Written by David Spector | May 4, 2018 9:18:39 AM

Cette première année de mandat est-elle celle d’un président « libéral de gauche » ?

David Spector : D’un libéral, oui. De gauche, c’est difficile à dire. Historiquement, ce qu’on appelle le libéralisme de gauche correspond à un courant à la fois favorable à l’égalité et aux mécanismes de marché, en faveur du libre-échange et, en même temps, des politiques de redistribution fiscale. Sur la période récente, Barack Obama a incarné cette forme de libéralisme. Contrairement à Trump, mais aussi à Bush avant lui, il a été un fervent partisan du libre-échange – il a signé de nouveaux accords commerciaux en ce sens – et a augmenté la pression fiscale sur les hauts revenus, notamment pour financer l’Obamacare. Dans cette politique, être « de gauche » ne signifie pas tant entraver le fonctionnement des marchés que réduire les inégalités et élargir l’État providence.

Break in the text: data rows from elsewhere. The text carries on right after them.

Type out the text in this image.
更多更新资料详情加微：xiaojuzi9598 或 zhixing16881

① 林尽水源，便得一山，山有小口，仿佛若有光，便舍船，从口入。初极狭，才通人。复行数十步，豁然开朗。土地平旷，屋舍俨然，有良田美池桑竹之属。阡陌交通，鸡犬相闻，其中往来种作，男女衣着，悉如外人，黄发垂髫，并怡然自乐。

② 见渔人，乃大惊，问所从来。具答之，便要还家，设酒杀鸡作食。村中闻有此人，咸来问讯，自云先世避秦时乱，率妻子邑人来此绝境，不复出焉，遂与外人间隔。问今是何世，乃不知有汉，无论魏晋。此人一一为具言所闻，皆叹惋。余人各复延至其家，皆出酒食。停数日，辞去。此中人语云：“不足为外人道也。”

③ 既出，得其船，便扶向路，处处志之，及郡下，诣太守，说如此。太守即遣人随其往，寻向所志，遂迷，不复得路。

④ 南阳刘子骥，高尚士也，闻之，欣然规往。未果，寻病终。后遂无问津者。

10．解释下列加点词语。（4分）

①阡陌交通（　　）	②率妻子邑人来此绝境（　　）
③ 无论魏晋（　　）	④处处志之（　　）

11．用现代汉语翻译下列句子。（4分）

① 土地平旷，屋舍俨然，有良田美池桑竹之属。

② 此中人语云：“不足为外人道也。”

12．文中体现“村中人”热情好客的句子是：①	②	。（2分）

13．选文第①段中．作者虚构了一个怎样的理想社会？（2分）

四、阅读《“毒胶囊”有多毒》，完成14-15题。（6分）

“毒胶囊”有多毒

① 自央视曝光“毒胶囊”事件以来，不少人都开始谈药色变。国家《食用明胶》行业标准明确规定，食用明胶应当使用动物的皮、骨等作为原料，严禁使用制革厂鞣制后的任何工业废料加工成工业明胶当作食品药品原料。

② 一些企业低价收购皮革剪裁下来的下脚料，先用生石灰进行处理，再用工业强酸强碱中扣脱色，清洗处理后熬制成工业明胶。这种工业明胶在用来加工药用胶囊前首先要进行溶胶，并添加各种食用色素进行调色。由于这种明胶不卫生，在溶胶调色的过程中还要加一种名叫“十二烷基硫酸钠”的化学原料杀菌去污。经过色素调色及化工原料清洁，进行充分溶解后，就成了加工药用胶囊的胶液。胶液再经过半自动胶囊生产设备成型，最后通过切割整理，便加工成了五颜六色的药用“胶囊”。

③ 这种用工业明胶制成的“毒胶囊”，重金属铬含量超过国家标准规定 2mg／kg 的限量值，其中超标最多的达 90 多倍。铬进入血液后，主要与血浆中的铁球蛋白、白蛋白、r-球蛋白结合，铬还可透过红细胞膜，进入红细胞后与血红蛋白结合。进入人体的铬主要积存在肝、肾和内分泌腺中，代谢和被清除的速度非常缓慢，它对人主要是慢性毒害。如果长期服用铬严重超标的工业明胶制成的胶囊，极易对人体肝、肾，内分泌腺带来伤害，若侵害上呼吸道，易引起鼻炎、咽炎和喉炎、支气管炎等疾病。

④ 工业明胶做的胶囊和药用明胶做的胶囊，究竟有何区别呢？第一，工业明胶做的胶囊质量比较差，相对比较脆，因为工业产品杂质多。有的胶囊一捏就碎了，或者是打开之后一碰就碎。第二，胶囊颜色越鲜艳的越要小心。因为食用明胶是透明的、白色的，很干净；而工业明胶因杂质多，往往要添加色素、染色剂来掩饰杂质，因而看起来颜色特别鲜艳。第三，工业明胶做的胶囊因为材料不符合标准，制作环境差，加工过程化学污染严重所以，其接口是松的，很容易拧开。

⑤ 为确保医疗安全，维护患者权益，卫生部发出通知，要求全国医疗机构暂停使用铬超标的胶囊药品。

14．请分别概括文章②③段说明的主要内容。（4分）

En France, la situation est différente car l’État-providence préexistait à l’élection d’Emmanuel Macron. Jusqu’à présent, son action n’est d’ailleurs pas franchement marquée par un quelconque souci d’égalitarisme. Il met en œuvre de simples réformes d’adaptation libérales, comme celle en matière de droit du travail pour permettre la diminution du contrôle du juge sur les licenciements. De même que si l’on se penche sur ses premières mesures fiscales, je perçois mal sa sensibilité à l’égalité. La suppression de l’impôt sur la fortune favorise clairement les revenus les plus élevés. C’était sans doute en partie inévitable car François Hollande était allé très loin dans la taxation des revenus du capital.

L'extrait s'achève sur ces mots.